選択肢が「年功序列」と「成果主義」の二者択一だった22年度までの結果を含め、「年功序列」を望む派が「成果主義」を望む派を上回り、過半数を占めるのは36回目となる今回が初めてという。
「年功序列」を望む新入社員の割合は、22年度の38.9%から徐々に上昇。24年度に48.5%で過去最高となった。25年度はさらにこの割合が高まり、記録を更新した。また、「終身雇用」を望む割合は69.4%、「同じ会社に長く勤めたい」とする回答も51.8%といずれも増加傾向にあり、新入社員の“安定志向”の強さが浮かんだ。

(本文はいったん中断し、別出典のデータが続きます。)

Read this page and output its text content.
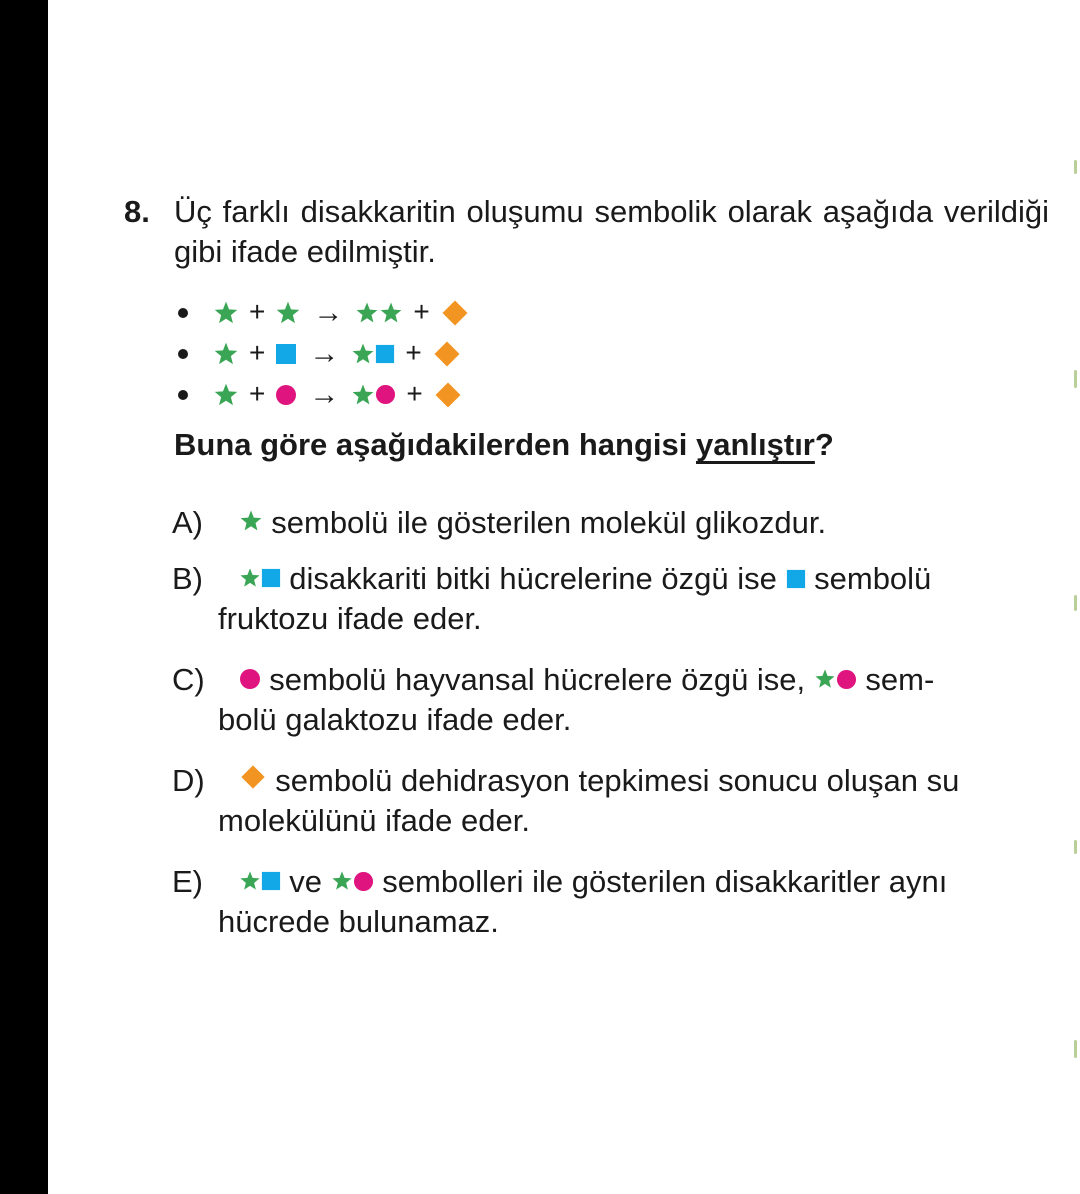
8. Üç farklı disakkaritin oluşumu sembolik olarak aşağıda verildiği gibi ifade edilmiştir.
+ →	+
+ → +
+ → +
Buna göre aşağıdakilerden hangisi yanlıştır?
A) sembolü ile gösterilen molekül glikozdur.
B)	disakkariti bitki hücrelerine özgü ise sembolü
fruktozu ifade eder.
C) sembolü hayvansal hücrelere özgü ise, sem-
bolü galaktozu ifade eder.
D) sembolü dehidrasyon tepkimesi sonucu oluşan su
molekülünü ifade eder.
E)	ve sembolleri ile gösterilen disakkaritler aynı
hücrede bulunamaz.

この結果について、都内のPR会社に勤務する20代女性はこう話す。
「私は成果主義で評価してもらえるのがよいと考えて今の会社に転職した経緯があり、今の会社も長く勤めるつもりはありません。なので、この調査結果にはかなり驚きました」
ただ、自分よりも若手を含む周囲を見渡すと、「異変」も感じられるという。
「30代を控えた私より下の世代になるほど、育休などが取りやすい福利厚生がしっかりしている会社を選ぶ人が増えているような気もします」
産業能率大学総合研究所の調査でも、新入社員が就職先を選ぶ際に重視した点は、「福利厚生」「業種」「給与水準」がベスト3だった。 特に「福利厚生」や「給与水準」が増加する一方で、「職務内容」や「企業風土」、「職種」が減少傾向にあり、これらへのこだわりは相対的に弱まりつつある様子がうかがえるという。